Yüksek Öğretim Kurulu’nun (YÖK) açıkladığı 2020-2021 öğretim yılı yüksek öğretim istatistiklerine göre, Türkiye’deki üniversitelerde kayıtlı toplam öğrenci sayısı 8 milyon 240 bin 997. Toplam nüfusu 83 milyon 614 bin civarında olan Türkiye’de her 100 kişiden 9,85’i üniversite öğrencisi. Veriler, üniversite öğrencisi sayısının her geçen yıl arttığını gösteriyor. 2019-2020 öğretim yılında üniversite öğrencisi sayısı yaklaşık 7 milyon 940 bin idi. 2018-2019 öğretim yılında ise bu sayı 7 milyon 740 bin civarındaydı.
Öğrencilerin yaklaşık yüzde 92’si (7 milyon 595 bin 918 kişi) devlet üniversitelerinde, yaklaşık yüzde 8’i de (645 bin 79 kişi) vakıf üniversiteleriyle vakıf meslek yüksek okullarında okuyor. Üniversite öğrencilerinin yarıdan fazlası (4 milyon 359 bin 34 kişi) açık öğretim öğrencisi.
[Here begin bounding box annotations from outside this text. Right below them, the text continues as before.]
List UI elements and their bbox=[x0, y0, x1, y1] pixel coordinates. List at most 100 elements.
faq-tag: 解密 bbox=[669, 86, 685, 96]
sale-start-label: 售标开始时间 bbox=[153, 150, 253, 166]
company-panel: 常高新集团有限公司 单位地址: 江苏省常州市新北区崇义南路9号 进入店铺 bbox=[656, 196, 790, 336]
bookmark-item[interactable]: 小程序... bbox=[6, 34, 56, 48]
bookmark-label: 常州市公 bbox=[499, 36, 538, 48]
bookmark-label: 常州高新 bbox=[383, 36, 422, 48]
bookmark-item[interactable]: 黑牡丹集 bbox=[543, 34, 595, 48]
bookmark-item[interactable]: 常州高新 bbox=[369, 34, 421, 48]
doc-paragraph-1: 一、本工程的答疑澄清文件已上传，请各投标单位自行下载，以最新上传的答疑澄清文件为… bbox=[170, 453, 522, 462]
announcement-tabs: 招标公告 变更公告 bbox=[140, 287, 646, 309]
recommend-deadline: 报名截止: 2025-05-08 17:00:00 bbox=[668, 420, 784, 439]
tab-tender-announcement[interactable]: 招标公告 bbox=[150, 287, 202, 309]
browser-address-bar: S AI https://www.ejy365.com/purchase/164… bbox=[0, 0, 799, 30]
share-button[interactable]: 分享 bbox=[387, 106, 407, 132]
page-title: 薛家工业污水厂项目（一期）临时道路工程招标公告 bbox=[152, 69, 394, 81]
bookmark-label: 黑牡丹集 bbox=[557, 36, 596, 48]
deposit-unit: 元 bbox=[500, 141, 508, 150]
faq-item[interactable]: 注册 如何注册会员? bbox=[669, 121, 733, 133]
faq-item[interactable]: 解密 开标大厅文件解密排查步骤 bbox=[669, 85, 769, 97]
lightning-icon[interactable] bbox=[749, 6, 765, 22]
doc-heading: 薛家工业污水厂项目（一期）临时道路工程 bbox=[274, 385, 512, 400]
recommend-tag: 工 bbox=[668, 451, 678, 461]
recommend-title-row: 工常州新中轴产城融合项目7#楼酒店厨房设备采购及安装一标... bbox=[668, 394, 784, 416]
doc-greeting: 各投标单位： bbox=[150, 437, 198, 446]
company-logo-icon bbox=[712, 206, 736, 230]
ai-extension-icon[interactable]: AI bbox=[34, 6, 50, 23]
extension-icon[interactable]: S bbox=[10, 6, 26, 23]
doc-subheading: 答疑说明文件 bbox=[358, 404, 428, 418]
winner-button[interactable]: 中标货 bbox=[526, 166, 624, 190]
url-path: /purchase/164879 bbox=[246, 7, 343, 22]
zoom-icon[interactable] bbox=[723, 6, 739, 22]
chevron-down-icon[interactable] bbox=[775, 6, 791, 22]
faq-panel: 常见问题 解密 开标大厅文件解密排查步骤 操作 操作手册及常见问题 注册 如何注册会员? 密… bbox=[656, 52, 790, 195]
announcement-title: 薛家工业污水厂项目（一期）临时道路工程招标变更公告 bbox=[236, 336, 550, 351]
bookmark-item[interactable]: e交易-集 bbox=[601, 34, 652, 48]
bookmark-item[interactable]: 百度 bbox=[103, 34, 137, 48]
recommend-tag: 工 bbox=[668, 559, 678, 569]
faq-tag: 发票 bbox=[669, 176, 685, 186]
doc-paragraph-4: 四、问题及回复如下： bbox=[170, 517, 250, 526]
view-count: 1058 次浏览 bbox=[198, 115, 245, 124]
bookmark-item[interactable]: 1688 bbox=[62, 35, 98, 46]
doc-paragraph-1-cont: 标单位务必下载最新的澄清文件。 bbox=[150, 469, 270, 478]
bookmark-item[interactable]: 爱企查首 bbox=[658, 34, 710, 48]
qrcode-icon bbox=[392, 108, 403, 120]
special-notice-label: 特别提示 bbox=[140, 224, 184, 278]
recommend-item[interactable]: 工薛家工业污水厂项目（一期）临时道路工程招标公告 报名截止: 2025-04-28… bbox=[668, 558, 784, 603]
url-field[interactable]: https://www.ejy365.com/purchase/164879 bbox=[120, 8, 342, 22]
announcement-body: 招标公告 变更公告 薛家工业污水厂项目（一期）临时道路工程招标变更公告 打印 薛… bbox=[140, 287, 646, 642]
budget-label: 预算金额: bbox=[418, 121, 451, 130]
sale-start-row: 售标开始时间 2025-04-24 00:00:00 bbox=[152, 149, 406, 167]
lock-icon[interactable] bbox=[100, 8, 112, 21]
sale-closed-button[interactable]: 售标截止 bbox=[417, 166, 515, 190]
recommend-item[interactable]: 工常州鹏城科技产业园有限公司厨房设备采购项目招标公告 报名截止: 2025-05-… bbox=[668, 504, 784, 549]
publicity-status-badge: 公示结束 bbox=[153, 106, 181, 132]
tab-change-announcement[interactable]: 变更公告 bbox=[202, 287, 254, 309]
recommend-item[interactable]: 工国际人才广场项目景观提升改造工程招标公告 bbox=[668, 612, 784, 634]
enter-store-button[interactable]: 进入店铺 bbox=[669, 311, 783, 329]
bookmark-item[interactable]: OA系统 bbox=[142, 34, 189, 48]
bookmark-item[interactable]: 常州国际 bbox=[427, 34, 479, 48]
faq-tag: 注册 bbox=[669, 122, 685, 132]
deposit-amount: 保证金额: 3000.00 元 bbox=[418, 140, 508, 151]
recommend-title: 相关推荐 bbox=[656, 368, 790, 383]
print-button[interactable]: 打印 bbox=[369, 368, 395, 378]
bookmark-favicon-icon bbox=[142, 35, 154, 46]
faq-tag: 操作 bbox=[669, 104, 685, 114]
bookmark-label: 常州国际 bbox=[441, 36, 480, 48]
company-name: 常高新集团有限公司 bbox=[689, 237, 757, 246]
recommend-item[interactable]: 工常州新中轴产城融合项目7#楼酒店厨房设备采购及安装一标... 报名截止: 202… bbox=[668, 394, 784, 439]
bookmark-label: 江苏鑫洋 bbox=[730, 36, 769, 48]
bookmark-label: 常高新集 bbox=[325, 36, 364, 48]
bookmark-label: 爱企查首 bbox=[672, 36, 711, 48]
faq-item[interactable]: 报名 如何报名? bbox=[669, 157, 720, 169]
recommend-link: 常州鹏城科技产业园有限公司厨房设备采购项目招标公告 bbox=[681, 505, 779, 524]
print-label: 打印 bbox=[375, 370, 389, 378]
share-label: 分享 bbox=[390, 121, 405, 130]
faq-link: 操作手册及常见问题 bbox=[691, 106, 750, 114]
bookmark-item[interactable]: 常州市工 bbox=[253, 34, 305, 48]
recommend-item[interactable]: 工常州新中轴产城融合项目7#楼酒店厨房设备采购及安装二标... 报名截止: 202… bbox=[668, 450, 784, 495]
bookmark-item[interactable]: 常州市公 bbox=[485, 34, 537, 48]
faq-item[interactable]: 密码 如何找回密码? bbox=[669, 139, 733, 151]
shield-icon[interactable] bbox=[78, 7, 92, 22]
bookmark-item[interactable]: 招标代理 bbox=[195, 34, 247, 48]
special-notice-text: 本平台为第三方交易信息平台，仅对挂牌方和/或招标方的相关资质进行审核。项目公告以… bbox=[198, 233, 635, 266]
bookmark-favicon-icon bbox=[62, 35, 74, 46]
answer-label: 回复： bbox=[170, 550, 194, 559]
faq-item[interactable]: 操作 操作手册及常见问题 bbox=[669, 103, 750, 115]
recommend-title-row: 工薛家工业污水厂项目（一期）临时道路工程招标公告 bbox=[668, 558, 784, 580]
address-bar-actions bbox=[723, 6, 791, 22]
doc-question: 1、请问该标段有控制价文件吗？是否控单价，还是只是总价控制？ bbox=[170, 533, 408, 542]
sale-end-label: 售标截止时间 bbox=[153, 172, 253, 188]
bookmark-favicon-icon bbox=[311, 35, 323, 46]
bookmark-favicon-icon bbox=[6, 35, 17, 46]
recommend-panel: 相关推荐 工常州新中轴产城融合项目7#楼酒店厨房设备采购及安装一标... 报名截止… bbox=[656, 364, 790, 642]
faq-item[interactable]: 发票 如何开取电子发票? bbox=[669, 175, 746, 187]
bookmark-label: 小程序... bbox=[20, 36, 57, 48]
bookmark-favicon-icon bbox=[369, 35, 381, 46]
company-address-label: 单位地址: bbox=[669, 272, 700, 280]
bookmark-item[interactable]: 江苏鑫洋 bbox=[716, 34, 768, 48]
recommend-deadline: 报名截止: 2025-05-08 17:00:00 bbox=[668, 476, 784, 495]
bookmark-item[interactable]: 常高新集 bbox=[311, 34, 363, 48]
YÖK verilerine göre, Türkiye’de 3’ü pasif olmak üzere toplam 203 üniversite var. Bunların 129’u devlet üniversitesi, 74’ü vakıf üniversitesi. Ayrıca 4 tane de vakıf meslek yüksek okulu bulunuyor. Bu üniversitelerdeki öğretim elemanlarının toplam sayısı ise 179 bin 685. Bunların 30 bin 562’si profesör, 17 bin 778’i doçent, 41 bin 508’i doktor öğretim üyesi, 38 bin 289’u öğretim görevlisi, 51 bin 548’i araştırma görevlisi.
Üniversitelerin kalite sorunu
Yüksek öğretim istatistiklerini VOA Türkçe’ye değerlendiren MEF Üniversitesi Rektör Yardımcısı Prof. Dr. Erhan Erkut, Türkiye’nin nüfusa oranla üniversite öğrencisi sayısında OECD ülkeleri arasında ilk sırada olduğunu söyledi. Bu oranın Amerika’da yüzde 6, Almanya’da yüzde 3,7 olduğunu belirten Erkut, Türkiye’deki üniversitelerin kalitesinin sorgulanması gerektiğini söyledi: “Son YÖK raporuna göre 21 tane ‘üniversitede’ hiç uluslararası etkinlik düzenlenmemiş. Yine 21 tane üniversitede hiçbir sosyal sorumluluk projesi yapılmamış. 65 tane üniversitede öğrenciler hiç endüstriyel proje yönetmemiş. 6 üniversitede öğrenci başına düşen kitap sayısı, kütüphanede, birin altında. Kitaptan çok öğrenci var. 22 üniversitede öğrenci başına düşen e-yayın sayısı birin altında. 88 üniversitenin olumlu sonuçlanan patent, faydalı model ve tasarım sayısı koskoca bir sıfır. 28 üniversite TÜBİTAK’ın araştırma burslarından hiç faydalanmamış. 32 tane üniversitenin uluslararası ve ulusal kuruluşlar tarafından desteklenen AR-GE projesi sayısı sıfır. 160 üniversitenin laboratuvarlarında AR-GE, inovasyon ve ürün geliştirme kapsamında sunulan hizmet sayısı sıfır.”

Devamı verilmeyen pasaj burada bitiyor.